Ação de força nova reconhecida. Liminar deferida. Agravo provido” (fl. 115). As teses apresentadas na presente cautelar e no recurso especial, a respeito da indispensabilidade de ação de despejo e da impossibilidade de reintegração de posse de direitos pessoais relativos à carteira de clientes são razoáveis e relevantes, caracterizando a presença do fumus boni iuris. Do mesmo modo, a violação ao art. 535 do Código de Processo Civil, apontada no recurso especial, merece um exame mais apurado diante da contraminuta de fls. 98 a 114 e dos acórdãos do agravo e dos respectivos embargos de declaração.

Quanto ao periculum in mora, decorre da aparente irreversibilidade ao estado inicial caso efetivada a reintegração de posse antes de julgado o especial. Será difícil até mesmo a apuração dos possíveis danos e a reparação dos mesmos.
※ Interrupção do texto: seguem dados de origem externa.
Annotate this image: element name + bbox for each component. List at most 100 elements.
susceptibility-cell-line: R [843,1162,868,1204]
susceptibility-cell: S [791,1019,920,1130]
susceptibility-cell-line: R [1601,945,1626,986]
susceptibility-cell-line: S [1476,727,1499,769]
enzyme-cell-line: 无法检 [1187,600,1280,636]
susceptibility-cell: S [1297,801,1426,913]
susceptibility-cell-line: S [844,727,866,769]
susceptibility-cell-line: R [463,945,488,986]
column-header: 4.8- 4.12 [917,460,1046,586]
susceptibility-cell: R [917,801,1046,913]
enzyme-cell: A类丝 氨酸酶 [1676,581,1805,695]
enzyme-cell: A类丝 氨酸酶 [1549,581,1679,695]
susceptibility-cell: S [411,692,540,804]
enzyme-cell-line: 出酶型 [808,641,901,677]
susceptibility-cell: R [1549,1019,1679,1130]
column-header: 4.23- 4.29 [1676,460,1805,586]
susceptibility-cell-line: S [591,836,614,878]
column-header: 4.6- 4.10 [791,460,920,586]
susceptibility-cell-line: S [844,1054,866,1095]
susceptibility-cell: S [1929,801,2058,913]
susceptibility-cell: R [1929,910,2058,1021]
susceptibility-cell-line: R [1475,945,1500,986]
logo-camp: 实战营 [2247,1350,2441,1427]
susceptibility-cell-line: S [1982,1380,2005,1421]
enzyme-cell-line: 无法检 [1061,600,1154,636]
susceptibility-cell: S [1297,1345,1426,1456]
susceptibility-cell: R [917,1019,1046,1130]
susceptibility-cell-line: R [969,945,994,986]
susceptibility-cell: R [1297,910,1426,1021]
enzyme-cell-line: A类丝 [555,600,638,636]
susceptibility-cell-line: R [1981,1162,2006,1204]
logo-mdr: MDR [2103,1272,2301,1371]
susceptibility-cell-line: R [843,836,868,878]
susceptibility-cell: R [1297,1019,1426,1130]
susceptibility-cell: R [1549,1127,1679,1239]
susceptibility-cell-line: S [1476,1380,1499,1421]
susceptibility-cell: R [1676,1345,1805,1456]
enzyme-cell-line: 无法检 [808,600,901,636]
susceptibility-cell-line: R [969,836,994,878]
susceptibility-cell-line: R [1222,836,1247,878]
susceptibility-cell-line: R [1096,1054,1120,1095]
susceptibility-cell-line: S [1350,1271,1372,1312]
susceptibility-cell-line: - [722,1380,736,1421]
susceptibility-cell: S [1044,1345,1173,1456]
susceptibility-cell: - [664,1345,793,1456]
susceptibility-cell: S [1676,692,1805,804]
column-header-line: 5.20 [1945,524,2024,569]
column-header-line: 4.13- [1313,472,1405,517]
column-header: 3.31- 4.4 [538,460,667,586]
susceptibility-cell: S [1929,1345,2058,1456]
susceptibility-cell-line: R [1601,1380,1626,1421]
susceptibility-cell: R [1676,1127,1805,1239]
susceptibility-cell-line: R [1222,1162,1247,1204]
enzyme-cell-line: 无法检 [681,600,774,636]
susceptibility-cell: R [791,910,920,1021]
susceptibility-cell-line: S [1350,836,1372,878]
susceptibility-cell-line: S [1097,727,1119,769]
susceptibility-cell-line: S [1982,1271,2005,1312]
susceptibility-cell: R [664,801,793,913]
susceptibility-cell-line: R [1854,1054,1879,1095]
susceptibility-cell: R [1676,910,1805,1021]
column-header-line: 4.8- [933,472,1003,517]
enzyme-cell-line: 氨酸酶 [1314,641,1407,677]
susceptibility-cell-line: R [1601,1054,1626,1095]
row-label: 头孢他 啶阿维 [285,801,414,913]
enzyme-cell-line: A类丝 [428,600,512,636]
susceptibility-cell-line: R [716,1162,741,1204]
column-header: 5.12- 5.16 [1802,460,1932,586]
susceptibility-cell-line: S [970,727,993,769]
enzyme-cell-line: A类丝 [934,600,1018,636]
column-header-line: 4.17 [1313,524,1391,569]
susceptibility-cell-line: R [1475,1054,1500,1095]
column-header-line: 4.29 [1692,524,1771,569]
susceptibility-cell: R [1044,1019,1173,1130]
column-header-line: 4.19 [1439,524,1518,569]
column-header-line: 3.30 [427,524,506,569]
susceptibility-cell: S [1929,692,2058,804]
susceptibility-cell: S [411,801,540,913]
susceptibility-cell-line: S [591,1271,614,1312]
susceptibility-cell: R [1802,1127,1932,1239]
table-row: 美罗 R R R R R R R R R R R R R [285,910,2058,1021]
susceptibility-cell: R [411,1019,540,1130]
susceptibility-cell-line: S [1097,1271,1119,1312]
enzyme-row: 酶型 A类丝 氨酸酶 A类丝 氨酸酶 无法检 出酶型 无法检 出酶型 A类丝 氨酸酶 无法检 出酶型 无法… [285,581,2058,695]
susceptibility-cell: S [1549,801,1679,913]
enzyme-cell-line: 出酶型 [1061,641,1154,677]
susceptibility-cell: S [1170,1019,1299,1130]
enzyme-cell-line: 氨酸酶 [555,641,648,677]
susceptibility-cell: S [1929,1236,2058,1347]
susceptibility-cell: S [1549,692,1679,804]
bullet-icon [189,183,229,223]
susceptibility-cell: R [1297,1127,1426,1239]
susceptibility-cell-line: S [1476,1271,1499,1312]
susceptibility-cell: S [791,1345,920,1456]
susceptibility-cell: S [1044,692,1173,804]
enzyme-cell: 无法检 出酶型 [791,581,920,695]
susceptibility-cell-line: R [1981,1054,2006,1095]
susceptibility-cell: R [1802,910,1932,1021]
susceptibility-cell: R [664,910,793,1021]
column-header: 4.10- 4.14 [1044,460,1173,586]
Ante o exposto, defiro a liminar para conferir efeito suspensivo ao

recurso especial.

Comunique-se o deferimento da liminar ao Juiz de Direito da Quinta Vara Civil da Comarca de Santo André/SP, que preside as ações de reintegração de posse (Procs. 2.685/02 e 2.695/02) e ao Presidente do Primeiro Tribunal de Alçada Civil de São Paulo.

Cite-se.

Intime-se.

Brasília (DF), 06 de agosto de 2004.